Full-time employees are entitled to up to 80 hours of 2021-SPSL (with the exception of active firefighters, who are eligible to take more under certain circumstances).
A part-time employee with a regular weekly schedule is entitled to take an amount of 2021-SPSL equal to the number of hours the employee is normally scheduled to work over a two-week period.
A part-time employee whose hours vary is entitled to take 2021-SPSL in an amount equal to 14 times the average number of hours the employee worked each day for the employer in the 6 months preceding the date the employee took 2021-SPSL (or during the entire period the employee has worked for the employer if that period is less than 6 months).
If an employee has worked for the employer for 14 days or less, the employee is entitled to take an amount of 2021-SPSL equal to the total number of hours the employee has worked for the employer.
How do employers determine the rate of pay for employees who take 2021-SPSL?
Non-exempt employees: Pay for 2021-SPSL is calculated based on the highest of the following: (i) the employee’s regular rate of pay during the workweek in which the leave is taken; (ii) a rate calculated by dividing the employee’s total wages (not including overtime) by the employee’s total hours worked in the past 90 days of employment; (iii) the state minimum wage; or (iv) the local minimum wage.
Exempt employees: Pay for 2021-SPSL must be calculated using the same method the employer uses to calculate wages for other forms of paid leave time.
Is there a cap on the amount of 2021-SPSL pay an employee can receive?
Yes. 2021-SPSL compensation is capped at $511 per day and $5,110 total for all 2021-SPSL taken per employee, unless the corresponding federal caps are increased, in which case the new federal caps would apply in California as well.
Can employers require employees to use other types of available leaves before using 2021-SPSL?
However, if an employee is excluded from the workplace due to exposure to COVID-19 and is therefore entitled to exclusion pay (see our blog post on exclusion pay here), the employer may require the employee to use 2021-SPSL before paying exclusion pay.

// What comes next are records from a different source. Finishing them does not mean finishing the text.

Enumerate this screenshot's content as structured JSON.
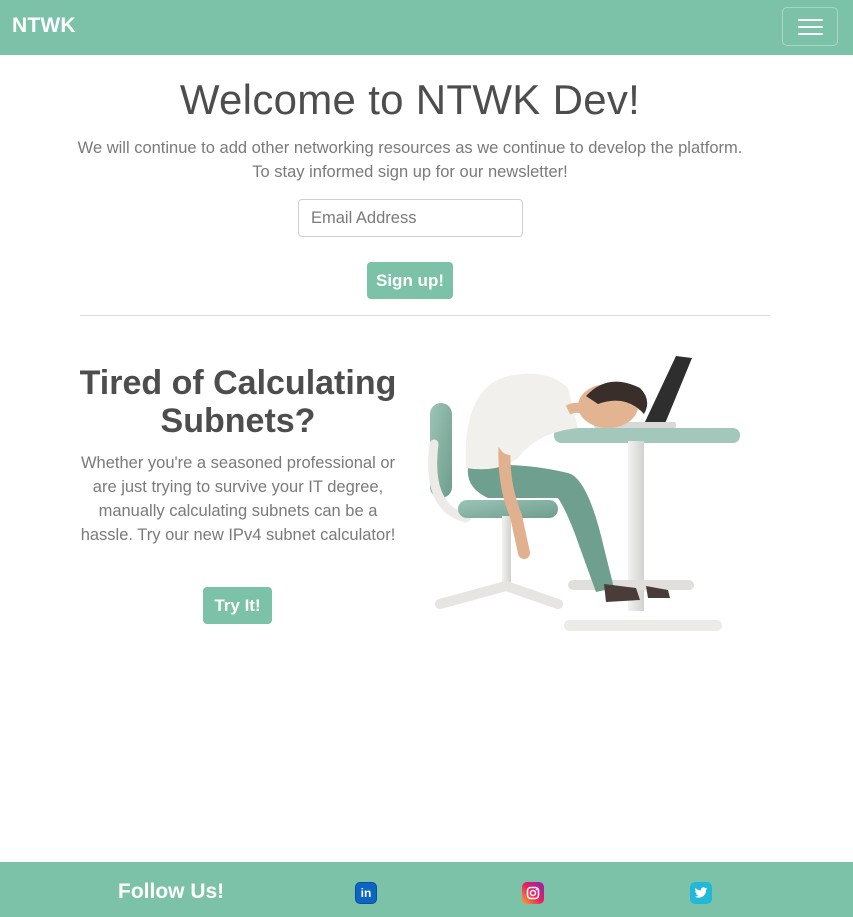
{
  "nav": {
    "brand": "NTWK"
  },
  "hero": {
    "title": "Welcome to NTWK Dev!",
    "line1": "We will continue to add other networking resources as we continue to develop the platform.",
    "line2": "To stay informed sign up for our newsletter!",
    "email_placeholder": "Email Address",
    "signup_label": "Sign up!"
  },
  "promo": {
    "title_line1": "Tired of Calculating",
    "title_line2": "Subnets?",
    "text": "Whether you're a seasoned professional or are just trying to survive your IT degree, manually calculating subnets can be a hassle. Try our new IPv4 subnet calculator!",
    "button_label": "Try It!"
  },
  "footer": {
    "follow_label": "Follow Us!",
    "socials": [
      {
        "icon": "linkedin-icon",
        "glyph": "in"
      },
      {
        "icon": "instagram-icon"
      },
      {
        "icon": "twitter-icon"
      }
    ]
  },
  "colors": {
    "accent": "#7cc2a9",
    "heading": "#4d4d4d",
    "body_text": "#7a7a7a"
  }
}
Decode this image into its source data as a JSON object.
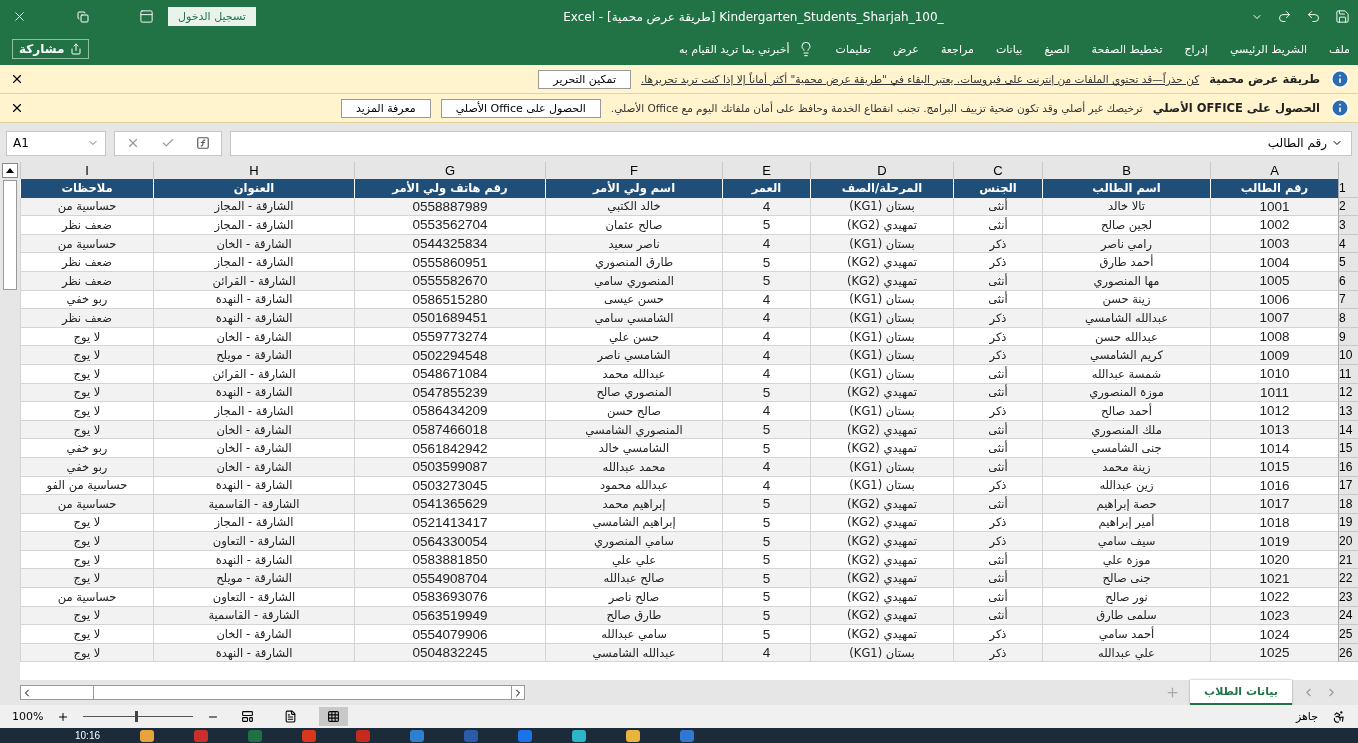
{
  "window": {
    "title": "Excel - [طريقة عرض محمية] Kindergarten_Students_Sharjah_100_",
    "sign_in": "تسجيل الدخول"
  },
  "ribbon": {
    "tabs": [
      "ملف",
      "الشريط الرئيسي",
      "إدراج",
      "تخطيط الصفحة",
      "الصيغ",
      "بيانات",
      "مراجعة",
      "عرض",
      "تعليمات"
    ],
    "tell_me": "أخبرني بما تريد القيام به",
    "share": "مشاركة"
  },
  "message_bars": [
    {
      "title": "طريقة عرض محمية",
      "message": "كن حذراً—قد تحتوي الملفات من إنترنت على فيروسات. يعتبر البقاء في \"طريقة عرض محمية\" أكثر أماناً إلا إذا كنت تريد تحريرها.",
      "link": true,
      "buttons": [
        "تمكين التحرير"
      ]
    },
    {
      "title": "الحصول على OFFICE الأصلي",
      "message": "ترخيصك غير أصلي وقد تكون ضحية تزييف البرامج. تجنب انقطاع الخدمة وحافظ على أمان ملفاتك اليوم مع Office الأصلي.",
      "link": false,
      "buttons": [
        "الحصول على Office الأصلي",
        "معرفة المزيد"
      ]
    }
  ],
  "formula_bar": {
    "name_box": "A1",
    "formula": "رقم الطالب"
  },
  "sheet": {
    "columns": [
      {
        "letter": "A",
        "header": "رقم الطالب"
      },
      {
        "letter": "B",
        "header": "اسم الطالب"
      },
      {
        "letter": "C",
        "header": "الجنس"
      },
      {
        "letter": "D",
        "header": "المرحلة/الصف"
      },
      {
        "letter": "E",
        "header": "العمر"
      },
      {
        "letter": "F",
        "header": "اسم ولي الأمر"
      },
      {
        "letter": "G",
        "header": "رقم هاتف ولي الأمر"
      },
      {
        "letter": "H",
        "header": "العنوان"
      },
      {
        "letter": "I",
        "header": "ملاحظات"
      }
    ],
    "header_row": "1",
    "rows": [
      {
        "number": "2",
        "cells": [
          "1001",
          "تالا خالد",
          "أنثى",
          "بستان (KG1)",
          "4",
          "خالد الكتبي",
          "0558887989",
          "الشارقة - المجاز",
          "حساسية من"
        ]
      },
      {
        "number": "3",
        "cells": [
          "1002",
          "لجين صالح",
          "أنثى",
          "تمهيدي (KG2)",
          "5",
          "صالح عثمان",
          "0553562704",
          "الشارقة - المجاز",
          "ضعف نظر"
        ]
      },
      {
        "number": "4",
        "cells": [
          "1003",
          "رامي ناصر",
          "ذكر",
          "بستان (KG1)",
          "4",
          "ناصر سعيد",
          "0544325834",
          "الشارقة - الخان",
          "حساسية من"
        ]
      },
      {
        "number": "5",
        "cells": [
          "1004",
          "أحمد طارق",
          "ذكر",
          "تمهيدي (KG2)",
          "5",
          "طارق المنصوري",
          "0555860951",
          "الشارقة - المجاز",
          "ضعف نظر"
        ]
      },
      {
        "number": "6",
        "cells": [
          "1005",
          "مها المنصوري",
          "أنثى",
          "تمهيدي (KG2)",
          "5",
          "المنصوري سامي",
          "0555582670",
          "الشارقة - القرائن",
          "ضعف نظر"
        ]
      },
      {
        "number": "7",
        "cells": [
          "1006",
          "زينة حسن",
          "أنثى",
          "بستان (KG1)",
          "4",
          "حسن عيسى",
          "0586515280",
          "الشارقة - النهدة",
          "ربو خفي"
        ]
      },
      {
        "number": "8",
        "cells": [
          "1007",
          "عبدالله الشامسي",
          "ذكر",
          "بستان (KG1)",
          "4",
          "الشامسي سامي",
          "0501689451",
          "الشارقة - النهدة",
          "ضعف نظر"
        ]
      },
      {
        "number": "9",
        "cells": [
          "1008",
          "عبدالله حسن",
          "ذكر",
          "بستان (KG1)",
          "4",
          "حسن علي",
          "0559773274",
          "الشارقة - الخان",
          "لا يوج"
        ]
      },
      {
        "number": "10",
        "cells": [
          "1009",
          "كريم الشامسي",
          "ذكر",
          "بستان (KG1)",
          "4",
          "الشامسي ناصر",
          "0502294548",
          "الشارقة - مويلح",
          "لا يوج"
        ]
      },
      {
        "number": "11",
        "cells": [
          "1010",
          "شمسة عبدالله",
          "أنثى",
          "بستان (KG1)",
          "4",
          "عبدالله محمد",
          "0548671084",
          "الشارقة - القرائن",
          "لا يوج"
        ]
      },
      {
        "number": "12",
        "cells": [
          "1011",
          "موزة المنصوري",
          "أنثى",
          "تمهيدي (KG2)",
          "5",
          "المنصوري صالح",
          "0547855239",
          "الشارقة - النهدة",
          "لا يوج"
        ]
      },
      {
        "number": "13",
        "cells": [
          "1012",
          "أحمد صالح",
          "ذكر",
          "بستان (KG1)",
          "4",
          "صالح حسن",
          "0586434209",
          "الشارقة - المجاز",
          "لا يوج"
        ]
      },
      {
        "number": "14",
        "cells": [
          "1013",
          "ملك المنصوري",
          "أنثى",
          "تمهيدي (KG2)",
          "5",
          "المنصوري الشامسي",
          "0587466018",
          "الشارقة - الخان",
          "لا يوج"
        ]
      },
      {
        "number": "15",
        "cells": [
          "1014",
          "جنى الشامسي",
          "أنثى",
          "تمهيدي (KG2)",
          "5",
          "الشامسي خالد",
          "0561842942",
          "الشارقة - الخان",
          "ربو خفي"
        ]
      },
      {
        "number": "16",
        "cells": [
          "1015",
          "زينة محمد",
          "أنثى",
          "بستان (KG1)",
          "4",
          "محمد عبدالله",
          "0503599087",
          "الشارقة - الخان",
          "ربو خفي"
        ]
      },
      {
        "number": "17",
        "cells": [
          "1016",
          "زين عبدالله",
          "ذكر",
          "بستان (KG1)",
          "4",
          "عبدالله محمود",
          "0503273045",
          "الشارقة - النهدة",
          "حساسية من الفو"
        ]
      },
      {
        "number": "18",
        "cells": [
          "1017",
          "حصة إبراهيم",
          "أنثى",
          "تمهيدي (KG2)",
          "5",
          "إبراهيم محمد",
          "0541365629",
          "الشارقة - القاسمية",
          "حساسية من"
        ]
      },
      {
        "number": "19",
        "cells": [
          "1018",
          "أمير إبراهيم",
          "ذكر",
          "تمهيدي (KG2)",
          "5",
          "إبراهيم الشامسي",
          "0521413417",
          "الشارقة - المجاز",
          "لا يوج"
        ]
      },
      {
        "number": "20",
        "cells": [
          "1019",
          "سيف سامي",
          "ذكر",
          "تمهيدي (KG2)",
          "5",
          "سامي المنصوري",
          "0564330054",
          "الشارقة - التعاون",
          "لا يوج"
        ]
      },
      {
        "number": "21",
        "cells": [
          "1020",
          "موزة علي",
          "أنثى",
          "تمهيدي (KG2)",
          "5",
          "علي علي",
          "0583881850",
          "الشارقة - النهدة",
          "لا يوج"
        ]
      },
      {
        "number": "22",
        "cells": [
          "1021",
          "جنى صالح",
          "أنثى",
          "تمهيدي (KG2)",
          "5",
          "صالح عبدالله",
          "0554908704",
          "الشارقة - مويلح",
          "لا يوج"
        ]
      },
      {
        "number": "23",
        "cells": [
          "1022",
          "نور صالح",
          "أنثى",
          "تمهيدي (KG2)",
          "5",
          "صالح ناصر",
          "0583693076",
          "الشارقة - التعاون",
          "حساسية من"
        ]
      },
      {
        "number": "24",
        "cells": [
          "1023",
          "سلمى طارق",
          "أنثى",
          "تمهيدي (KG2)",
          "5",
          "طارق صالح",
          "0563519949",
          "الشارقة - القاسمية",
          "لا يوج"
        ]
      },
      {
        "number": "25",
        "cells": [
          "1024",
          "أحمد سامي",
          "ذكر",
          "تمهيدي (KG2)",
          "5",
          "سامي عبدالله",
          "0554079906",
          "الشارقة - الخان",
          "لا يوج"
        ]
      },
      {
        "number": "26",
        "cells": [
          "1025",
          "علي عبدالله",
          "ذكر",
          "بستان (KG1)",
          "4",
          "عبدالله الشامسي",
          "0504832245",
          "الشارقة - النهدة",
          "لا يوج"
        ]
      }
    ]
  },
  "sheet_tabs": [
    {
      "label": "بيانات الطلاب",
      "selected": true
    }
  ],
  "status_bar": {
    "status": "جاهز",
    "zoom": {
      "reading": "100%",
      "level": 0.5
    }
  },
  "taskbar": {
    "time": "10:16"
  }
}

If an employer voluntarily provided COVID-related sick leave to its employees in 2021 before SB 95 was enacted, can the employer deduct such leave from an employee’s 2021-SPSL entitlement?
Yes, as long as the leave provided met the requirements of 2021-SPSL, meaning: (1) it was taken for a qualifying reason; (2) the employee was not required to take any other paid time off before taking the provided leave; and (3) the employee was paid at rate greater than or equal to the amount required for 2021-SPSL.
Do employers have to notify employees of their rights to 2021-SPSL?
Covered employers must provide notice to employees of their 2021-SPSL rights by either posting a notice in a location in the workplace where employees can easily read it or by electronically distributing a notice to employees who work remotely. A sample created by the Labor Commissioner can be found here.
Employers are also required to inform employees how much 2021-SPSL they have available on either employees’ paystubs/wage statements or by providing that information in a separate writing on pay days. (This obligation is distinct from, and in addition to, the employer’s obligation to provide accrual and usage information with respect to required non-COVID paid sick leave.) SB 95 recognizes the inherent difficulty in providing accurate information to employees with variable schedules; therefore, employers are permitted to provide those employees with an initial calculation of 2021-SPSL available, and then indicate “variable” next to that calculation thereafter (unless an employee requests an updated calculation and/or requests to use 2021-SPSL). Don’t wait – employers must provide compliant paystubs or other writings beginning with the first full pay period after the law became effective on March 29, 2021.